YOGYAKARTA — Kinerja penyidik Kejaksaan Republik Indonesia dalam mengungkap tindak pidana korupsi belum berjalan efektif. Menyusul tidak terpenuhi target pengungkapan kasus korupsi yang telah ditetapkan sebanyak 1.457 kasus per tahun. Selama ini, Kejaksaan baru dapat mengungkap sebanyak 1.284,3 kasus setiap tahunnya.
“Dapat dikatakan ‘efektif’ jika hasil setiap tahunnya pengungkapan mencapai 1.457 kasus per tahun,” kata Jaksa Kejaksaan Agung RI, Dr Ajimbar, SH MH, saat ujian terbuka program doktor di Fakultas Hukum (FH) UGM Yogyakarta, Selasa (11/10/2016).
Ajimbar mempertahankan disertasi berjudul ‘Kajian Pelaksanaan Tugas Kejaksaan Republik Indonesia dalam Pemberantasan Tindak Pidana Korupsi Berdasarkan Indeks Pretasi Penyidikan.’ Berdasarkan hasil penelitiannya, terdapat sejumlah aspek yang mesti dibenahi untuk meningkatkan kemampuan penyidik Kejaksaan RI mengungkap dan memberantas korupsi di Indonesia di masa mendatang.
Salah satunya, kata Ajimbar, membenahi peraturan perundang-undangan yang ada. “Hilangkan hambatan jika melakukan tindakan represif terhadap pelaku tindak pidana korupsi gubernur, bupati, walikota, DPR, DPRD 1, dan DPRD 2,” jelas Ajimbar.
Hal tersebut, kata Ajimbar, telah diatur dalam putusan Mahkamah Konstitusi No 73/PUU-IX/2011. Sedangkan untuk pelaku korupsi oleh aparatur sipil diatur dalam pasal 384 ayat (1) UU No. 9 Tahun 2015 tentang Pemerintah Daerah.
Selain itu, katanya, dengan memberikan sanksi pidana mati terhadap pelaku korupsi.
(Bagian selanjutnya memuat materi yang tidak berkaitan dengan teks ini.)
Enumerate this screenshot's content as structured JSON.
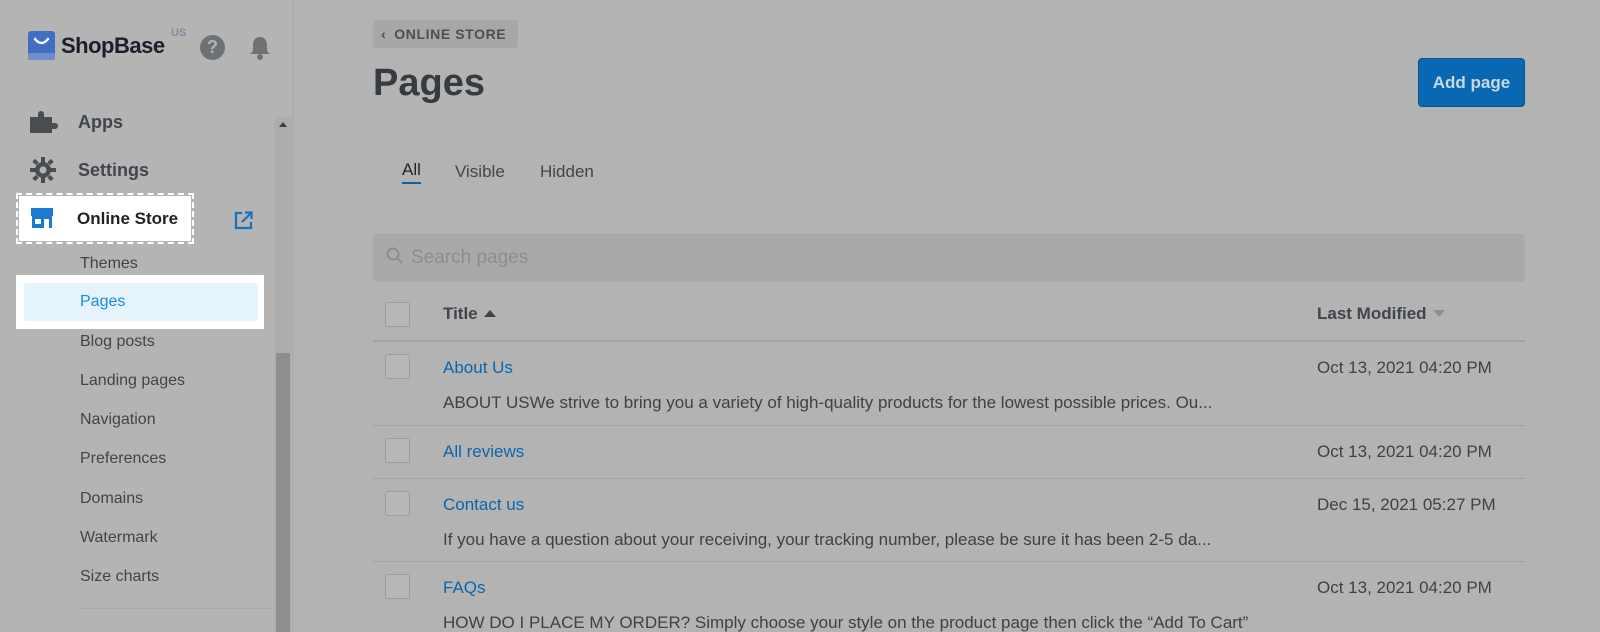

Hal ini dapat dilaksanakan sebagaimana telah diatur dalam pasal 2 ayat (2) UU No. 31 Tahun 1999 jo UU No. 20 tahun 2001 tentang pemberantasan tindak pidana korupsi. UU ini dapat diterapkan agar kriteria-kriteria dalam keadaan tertentu dan disebutkan pula siapa pejabat yang menetapkan bahwa kondisi keadaan tertentu itu memenuhi syarat harus dimasukkan ke dalam UU Tindak Pidana Korupsi.
Sementara dalam internal kejaksaan, Ajimbar menyebutkan perlunya peningkatan kemampuan sumber daya manusia agar dapat memahami teknis dan administrasi penyidikan. Di samping itu , jaksa harus menguasai peraturan perundang-undangan serta ilmu pengetahuan lainnya.
Jaksa, kata Ajimbar, juga dibekali ilmu bela negara agar setiap warga kejaksaan memiliki wawasan kebangsaan, jiwa pengabdian dan juang yang tinggi, rela berkorban, serta loyalitas yang tinggi. Serta meningkatkan integritas moral, sarana prasarana dan kesejahteraan, serta melakukan pembatasan waktu bagi jaksa penyidik tindak korupsi bertugas di daerah tertentu. “Seyogianya jaksa penyidik tindak pidana korupsi tidak melakukan tugas rangkap,” katanya.
Sedang di sisi eksternal, tambah Ajimbar, Kejaksaan RI dapat mengambil langkah penahaan segera pada pelaku tindak korupsi setelah ditetapkan sebagai tersangka. Juga memberikan himbauan kepada masyarakat untuk berani melapor apabila mengetahui adanya tindak korupsi dan meningkatkan integritas moral.